HPCAgentTester: A Multi-Agent LLM Approach for Enhanced HPC Unit Test Generation
Rabimba Karanjai, Lei Xu, Weidong Shi
TL;DR
HPC unit testing is hindered by parallelism and diverse environments. HPCAgentTester introduces a multi-agent LLM workflow with a Recipe Agent and a Test Agent that collaborate through an iterative critique loop to generate compilable and functionally correct OpenMP and MPI unit tests. The system leverages a Code Analyzer, a HPC Bug Knowledge Graph, and domain-specific fine-tuned models to create structured Test Recipes that guide targeted test generation, with automatic refinement and human-in-the-loop oversight as needed. Experimental results show improved compilation rates, correctness, and parallel construct coverage compared with standalone LLM baselines, illustrating a scalable approach to reliable parallel software in HPC contexts.
Abstract
Unit testing in High-Performance Computing (HPC) is critical but challenged by parallelism, complex algorithms, and diverse hardware. Traditional methods often fail to address non-deterministic behavior and synchronization issues in HPC applications.
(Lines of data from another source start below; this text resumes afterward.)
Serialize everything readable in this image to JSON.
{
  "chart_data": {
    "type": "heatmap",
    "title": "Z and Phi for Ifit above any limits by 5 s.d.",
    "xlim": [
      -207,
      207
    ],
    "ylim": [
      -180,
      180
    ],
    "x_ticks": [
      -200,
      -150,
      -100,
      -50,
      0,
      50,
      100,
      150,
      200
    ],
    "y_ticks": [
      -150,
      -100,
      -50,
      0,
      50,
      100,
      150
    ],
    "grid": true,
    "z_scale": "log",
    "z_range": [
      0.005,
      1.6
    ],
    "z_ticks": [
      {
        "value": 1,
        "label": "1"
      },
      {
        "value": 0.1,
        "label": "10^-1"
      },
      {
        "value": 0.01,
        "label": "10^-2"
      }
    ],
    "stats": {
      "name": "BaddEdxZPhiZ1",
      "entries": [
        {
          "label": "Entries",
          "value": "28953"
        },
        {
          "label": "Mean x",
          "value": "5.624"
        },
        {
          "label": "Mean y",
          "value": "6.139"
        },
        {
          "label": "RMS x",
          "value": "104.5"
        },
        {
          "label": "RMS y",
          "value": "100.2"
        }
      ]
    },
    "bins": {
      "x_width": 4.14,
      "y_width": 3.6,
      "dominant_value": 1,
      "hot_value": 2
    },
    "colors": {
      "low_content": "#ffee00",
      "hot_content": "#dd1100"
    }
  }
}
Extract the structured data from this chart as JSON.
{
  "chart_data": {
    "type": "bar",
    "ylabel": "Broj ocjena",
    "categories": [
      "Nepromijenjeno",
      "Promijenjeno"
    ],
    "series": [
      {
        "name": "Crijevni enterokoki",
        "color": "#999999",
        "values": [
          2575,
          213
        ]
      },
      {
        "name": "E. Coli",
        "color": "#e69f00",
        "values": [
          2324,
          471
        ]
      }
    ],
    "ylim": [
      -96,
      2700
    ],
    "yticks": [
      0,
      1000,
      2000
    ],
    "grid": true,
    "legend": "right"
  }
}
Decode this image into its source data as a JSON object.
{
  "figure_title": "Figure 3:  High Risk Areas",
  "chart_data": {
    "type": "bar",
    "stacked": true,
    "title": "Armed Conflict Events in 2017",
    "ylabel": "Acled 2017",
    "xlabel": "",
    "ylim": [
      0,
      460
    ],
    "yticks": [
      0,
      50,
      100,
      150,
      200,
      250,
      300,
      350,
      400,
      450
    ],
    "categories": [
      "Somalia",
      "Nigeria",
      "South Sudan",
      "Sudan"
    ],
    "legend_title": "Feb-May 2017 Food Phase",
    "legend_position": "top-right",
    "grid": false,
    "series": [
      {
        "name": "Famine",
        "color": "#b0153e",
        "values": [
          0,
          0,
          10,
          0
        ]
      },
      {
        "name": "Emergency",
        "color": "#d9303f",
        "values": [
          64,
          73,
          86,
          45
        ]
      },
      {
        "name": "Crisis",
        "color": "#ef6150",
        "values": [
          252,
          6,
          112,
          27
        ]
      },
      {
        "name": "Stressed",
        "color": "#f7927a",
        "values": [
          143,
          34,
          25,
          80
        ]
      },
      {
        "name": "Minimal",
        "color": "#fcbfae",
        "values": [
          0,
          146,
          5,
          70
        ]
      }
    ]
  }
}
This paper introduces HPCAgentTester, a novel multi-agent Large Language Model (LLM) framework designed to automate and enhance unit test generation for HPC software utilizing OpenMP and MPI. HPCAgentTester employs a unique collaborative workflow where specialized LLM agents (Recipe Agent and Test Agent) iteratively generate and refine test cases through a critique loop. This architecture enables the generation of context-aware unit tests that specifically target parallel execution constructs, complex communication patterns, and hierarchical parallelism. We demonstrate HPCAgentTester's ability to produce compilable and functionally correct tests for OpenMP and MPI primitives, effectively identifying subtle bugs that are often missed by conventional techniques. Our evaluation shows that HPCAgentTester significantly improves test compilation rates and correctness compared to standalone LLMs, offering a more robust and scalable solution for ensuring the reliability of parallel software systems.